To that end, students will be expected to do such things as:
- Be prepared for and participate in classroom dialogue.
- Develop a reflective and critical practice through the development of a personal portfolio.
- Produce a multi modal major work that provides evidence of personal growth with a focus on the far-reaching influence of education for reconciliation.
- Present your learning, individually and/or collectively.
Grading and Evaluation (Satisfactory/Unsatisfactory)
- Portfolio: completing of developmental assignments such as life writing, art work, reflective journaling, lyrical and theoretical writing, as facilitated by our inquiry process (Mark 30%)
- Presentation: Education for Reconciliation (Mark 30%)
- Final Reflective Paper as represented through multi modalities which integrate the readings, research, dialogue, lectures and ceremony (Mark 40%)
- Burrows, John, (2016) Freedom and Indigenous Constitutionalism (Univ. of Toronto Press)
- Cajete, Greg, (2015) Indigenous Community: Rekindling the Teachings of the Seventh Fire (Living Justice Press)
- Davis, Wade (2009). The Wayfinders: Why Ancient Wisdom Matters in a Modern World (House of Anansi)
- Kinew, Wab (2015). The Reason you Walk (Penguin Canada)
- Ross, Rupert (2015) Indigenous Healing: Exploring Traditional Paths(Penguin Canada)
- Hesebe-Ludt, E., Chambers, C., & Leggo, C. (2009). Life writing and literary métissage as an ethos for our times. (Peter Lang)
- Clarkson, Adrienne (2014). Belonging: The Paradox of Citizenship. (Massey Lecture)
- Hogan, Linda (2001). Dwellings. New York: Norton & Company.
- King, Thomas (2013). The Inconvenient Indian: A Curious Account of Native People in North America. Penguin Random House.

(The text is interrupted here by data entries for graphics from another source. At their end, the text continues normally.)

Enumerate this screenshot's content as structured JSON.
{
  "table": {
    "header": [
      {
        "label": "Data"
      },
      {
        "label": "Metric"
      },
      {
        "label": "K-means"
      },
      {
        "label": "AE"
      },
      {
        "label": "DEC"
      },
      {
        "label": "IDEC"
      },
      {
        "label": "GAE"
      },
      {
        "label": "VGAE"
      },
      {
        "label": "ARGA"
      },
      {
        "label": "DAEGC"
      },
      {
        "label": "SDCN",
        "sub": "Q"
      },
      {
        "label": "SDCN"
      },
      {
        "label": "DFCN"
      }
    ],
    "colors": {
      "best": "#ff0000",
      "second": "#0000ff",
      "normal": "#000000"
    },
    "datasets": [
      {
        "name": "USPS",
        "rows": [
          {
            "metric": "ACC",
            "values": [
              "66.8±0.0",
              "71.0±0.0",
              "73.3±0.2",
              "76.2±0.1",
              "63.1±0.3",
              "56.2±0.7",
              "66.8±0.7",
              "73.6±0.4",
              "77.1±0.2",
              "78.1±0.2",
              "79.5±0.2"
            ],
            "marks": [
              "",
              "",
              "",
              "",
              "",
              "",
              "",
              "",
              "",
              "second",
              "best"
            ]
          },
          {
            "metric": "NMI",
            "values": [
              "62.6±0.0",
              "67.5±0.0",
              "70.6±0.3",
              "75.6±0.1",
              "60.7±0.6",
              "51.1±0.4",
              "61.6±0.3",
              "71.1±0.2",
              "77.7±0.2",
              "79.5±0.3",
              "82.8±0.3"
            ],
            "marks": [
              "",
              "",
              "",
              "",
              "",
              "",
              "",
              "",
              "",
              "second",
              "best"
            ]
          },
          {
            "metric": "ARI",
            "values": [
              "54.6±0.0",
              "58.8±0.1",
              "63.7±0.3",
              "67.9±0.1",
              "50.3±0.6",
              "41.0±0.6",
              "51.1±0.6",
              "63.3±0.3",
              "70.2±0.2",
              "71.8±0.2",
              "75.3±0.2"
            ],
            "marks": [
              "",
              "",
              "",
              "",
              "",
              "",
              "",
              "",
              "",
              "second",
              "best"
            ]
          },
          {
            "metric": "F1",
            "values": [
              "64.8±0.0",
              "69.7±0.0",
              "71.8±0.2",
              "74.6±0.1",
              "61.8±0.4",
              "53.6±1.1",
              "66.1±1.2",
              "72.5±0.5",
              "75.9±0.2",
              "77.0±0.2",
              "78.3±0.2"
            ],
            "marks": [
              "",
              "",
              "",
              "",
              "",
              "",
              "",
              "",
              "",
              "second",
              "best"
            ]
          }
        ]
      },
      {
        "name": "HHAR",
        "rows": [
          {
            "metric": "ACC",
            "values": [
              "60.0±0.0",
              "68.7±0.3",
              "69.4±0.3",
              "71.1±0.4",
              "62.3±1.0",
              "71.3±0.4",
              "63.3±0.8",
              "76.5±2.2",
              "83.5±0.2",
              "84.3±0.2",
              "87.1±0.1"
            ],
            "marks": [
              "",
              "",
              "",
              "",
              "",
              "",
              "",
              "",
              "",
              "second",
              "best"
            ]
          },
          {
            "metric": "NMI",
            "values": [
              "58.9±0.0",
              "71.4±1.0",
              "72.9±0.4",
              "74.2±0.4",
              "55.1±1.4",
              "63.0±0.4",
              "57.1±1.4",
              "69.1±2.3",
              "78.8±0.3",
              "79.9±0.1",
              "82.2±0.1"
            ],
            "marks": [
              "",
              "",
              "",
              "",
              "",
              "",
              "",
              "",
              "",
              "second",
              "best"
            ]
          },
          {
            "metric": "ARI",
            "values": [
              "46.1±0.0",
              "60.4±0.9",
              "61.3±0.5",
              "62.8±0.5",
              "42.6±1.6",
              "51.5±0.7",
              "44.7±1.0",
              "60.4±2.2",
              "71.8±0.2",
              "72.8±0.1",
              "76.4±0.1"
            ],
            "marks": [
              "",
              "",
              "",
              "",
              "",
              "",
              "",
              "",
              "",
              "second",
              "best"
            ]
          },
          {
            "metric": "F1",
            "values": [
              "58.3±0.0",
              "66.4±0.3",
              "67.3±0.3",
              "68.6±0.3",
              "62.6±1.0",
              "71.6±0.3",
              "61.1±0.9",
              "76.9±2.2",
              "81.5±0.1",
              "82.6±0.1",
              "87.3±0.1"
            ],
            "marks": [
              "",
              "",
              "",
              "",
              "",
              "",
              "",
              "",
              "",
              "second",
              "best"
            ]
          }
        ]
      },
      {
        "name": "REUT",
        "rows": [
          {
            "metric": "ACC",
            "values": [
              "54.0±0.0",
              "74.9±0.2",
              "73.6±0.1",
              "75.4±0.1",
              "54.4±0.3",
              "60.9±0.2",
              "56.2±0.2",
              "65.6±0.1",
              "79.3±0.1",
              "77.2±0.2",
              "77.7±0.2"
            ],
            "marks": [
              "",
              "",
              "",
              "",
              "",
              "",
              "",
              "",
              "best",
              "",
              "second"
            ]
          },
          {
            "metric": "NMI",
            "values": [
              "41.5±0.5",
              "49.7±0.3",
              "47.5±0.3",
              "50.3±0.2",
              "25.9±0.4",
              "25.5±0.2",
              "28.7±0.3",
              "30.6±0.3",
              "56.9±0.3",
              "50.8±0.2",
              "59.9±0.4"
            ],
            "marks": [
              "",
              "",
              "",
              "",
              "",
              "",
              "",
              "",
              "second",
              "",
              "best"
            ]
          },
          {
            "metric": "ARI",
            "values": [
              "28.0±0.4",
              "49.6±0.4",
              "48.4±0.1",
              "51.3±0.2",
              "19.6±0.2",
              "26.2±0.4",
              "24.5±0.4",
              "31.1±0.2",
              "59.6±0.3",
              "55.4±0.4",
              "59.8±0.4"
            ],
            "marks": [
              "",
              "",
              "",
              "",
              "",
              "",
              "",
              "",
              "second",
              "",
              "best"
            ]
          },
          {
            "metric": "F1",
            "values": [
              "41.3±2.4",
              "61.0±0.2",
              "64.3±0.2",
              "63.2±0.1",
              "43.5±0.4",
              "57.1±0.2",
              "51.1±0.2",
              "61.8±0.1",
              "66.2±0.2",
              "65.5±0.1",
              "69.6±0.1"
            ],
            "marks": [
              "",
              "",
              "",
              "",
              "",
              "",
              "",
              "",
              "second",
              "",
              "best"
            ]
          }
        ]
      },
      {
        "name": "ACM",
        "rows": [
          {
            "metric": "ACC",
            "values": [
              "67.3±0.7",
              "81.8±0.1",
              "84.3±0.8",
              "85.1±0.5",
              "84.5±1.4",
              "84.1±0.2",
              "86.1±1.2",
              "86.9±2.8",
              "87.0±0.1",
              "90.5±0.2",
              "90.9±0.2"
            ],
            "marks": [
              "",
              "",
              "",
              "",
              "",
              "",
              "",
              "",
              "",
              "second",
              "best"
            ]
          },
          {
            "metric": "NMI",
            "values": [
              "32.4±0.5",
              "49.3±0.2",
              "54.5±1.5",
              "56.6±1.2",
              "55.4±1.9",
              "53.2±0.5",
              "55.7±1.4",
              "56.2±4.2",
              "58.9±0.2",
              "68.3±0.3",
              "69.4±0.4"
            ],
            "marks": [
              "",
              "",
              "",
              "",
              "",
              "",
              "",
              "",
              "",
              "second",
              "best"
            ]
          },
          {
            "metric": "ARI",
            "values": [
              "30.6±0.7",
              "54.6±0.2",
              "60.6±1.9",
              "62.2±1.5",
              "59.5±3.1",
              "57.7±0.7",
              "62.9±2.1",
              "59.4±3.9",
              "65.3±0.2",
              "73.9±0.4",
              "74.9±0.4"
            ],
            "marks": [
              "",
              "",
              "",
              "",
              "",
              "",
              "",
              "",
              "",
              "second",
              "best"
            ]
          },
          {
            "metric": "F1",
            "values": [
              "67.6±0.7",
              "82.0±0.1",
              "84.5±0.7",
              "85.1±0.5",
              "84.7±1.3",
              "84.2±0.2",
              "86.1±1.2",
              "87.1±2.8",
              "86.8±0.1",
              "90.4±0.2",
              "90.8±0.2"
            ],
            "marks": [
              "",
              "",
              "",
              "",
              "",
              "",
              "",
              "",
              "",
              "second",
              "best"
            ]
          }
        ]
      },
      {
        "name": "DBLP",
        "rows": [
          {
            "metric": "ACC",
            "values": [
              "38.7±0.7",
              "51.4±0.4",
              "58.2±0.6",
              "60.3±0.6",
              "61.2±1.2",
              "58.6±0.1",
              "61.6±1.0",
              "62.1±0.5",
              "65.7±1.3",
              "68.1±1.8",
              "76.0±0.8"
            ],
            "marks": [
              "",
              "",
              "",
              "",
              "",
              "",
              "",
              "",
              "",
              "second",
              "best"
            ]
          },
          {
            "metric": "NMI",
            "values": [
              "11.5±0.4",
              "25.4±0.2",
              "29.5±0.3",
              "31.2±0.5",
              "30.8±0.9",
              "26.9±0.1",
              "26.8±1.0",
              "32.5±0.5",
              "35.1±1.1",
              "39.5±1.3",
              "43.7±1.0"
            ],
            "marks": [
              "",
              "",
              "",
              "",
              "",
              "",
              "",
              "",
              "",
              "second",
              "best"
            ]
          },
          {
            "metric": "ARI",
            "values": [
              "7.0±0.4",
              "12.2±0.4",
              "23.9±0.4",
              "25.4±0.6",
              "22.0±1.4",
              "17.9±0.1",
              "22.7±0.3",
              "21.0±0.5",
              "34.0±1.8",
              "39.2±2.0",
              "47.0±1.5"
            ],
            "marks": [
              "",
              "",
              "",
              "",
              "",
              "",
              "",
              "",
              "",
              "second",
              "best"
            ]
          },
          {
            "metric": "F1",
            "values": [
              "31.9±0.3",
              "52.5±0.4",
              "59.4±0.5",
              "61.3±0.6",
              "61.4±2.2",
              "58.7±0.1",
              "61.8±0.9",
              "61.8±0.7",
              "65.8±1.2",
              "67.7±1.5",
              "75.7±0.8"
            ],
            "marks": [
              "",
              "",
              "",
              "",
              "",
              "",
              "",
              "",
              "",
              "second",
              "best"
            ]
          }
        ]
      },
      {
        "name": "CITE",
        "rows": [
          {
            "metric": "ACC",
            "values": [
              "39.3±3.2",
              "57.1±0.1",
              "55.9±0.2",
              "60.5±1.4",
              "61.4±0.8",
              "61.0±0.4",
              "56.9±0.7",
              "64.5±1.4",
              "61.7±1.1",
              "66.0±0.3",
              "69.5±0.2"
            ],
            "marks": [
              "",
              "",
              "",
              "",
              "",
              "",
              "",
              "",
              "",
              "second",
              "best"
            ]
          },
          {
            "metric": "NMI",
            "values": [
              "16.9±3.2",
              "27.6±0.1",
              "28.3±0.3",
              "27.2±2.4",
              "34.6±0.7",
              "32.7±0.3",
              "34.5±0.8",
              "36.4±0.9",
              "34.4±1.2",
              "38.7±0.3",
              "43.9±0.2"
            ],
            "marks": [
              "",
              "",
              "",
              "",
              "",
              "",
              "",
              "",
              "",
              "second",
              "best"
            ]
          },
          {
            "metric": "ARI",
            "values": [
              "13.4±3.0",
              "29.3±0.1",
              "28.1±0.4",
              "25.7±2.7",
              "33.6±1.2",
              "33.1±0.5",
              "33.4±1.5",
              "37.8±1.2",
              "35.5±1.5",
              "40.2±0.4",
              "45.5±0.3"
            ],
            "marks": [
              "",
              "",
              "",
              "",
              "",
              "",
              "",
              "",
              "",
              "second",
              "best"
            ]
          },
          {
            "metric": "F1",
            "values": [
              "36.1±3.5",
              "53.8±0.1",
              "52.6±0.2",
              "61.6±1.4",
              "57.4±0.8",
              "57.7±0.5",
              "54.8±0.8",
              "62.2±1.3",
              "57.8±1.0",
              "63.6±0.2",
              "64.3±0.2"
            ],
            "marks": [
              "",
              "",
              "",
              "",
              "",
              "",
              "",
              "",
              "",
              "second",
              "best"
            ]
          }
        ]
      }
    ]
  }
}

- King, Thomas (2003). Truth about Story: A Native Narrative. (Massey Lecture)
- Llewellen, J. & Philpott, D. (2014). Restorative Justice, Reconciliation and Peacebuilding. Oxford University Press
- Saul, John Ralston (2014). The Comeback. Penguin Random House.
- Wagamese, Richard. (2012). Indian Horse. Vancouver, BC: Douglas & McIntyre.
- Williams, Terry Tempest. (2009). Finding Beauty in a Broken World. New York, NY: Vintage Books.
Applications for the Colloquium course will be accepted until all class spots are taken. Application forms will be available shortly.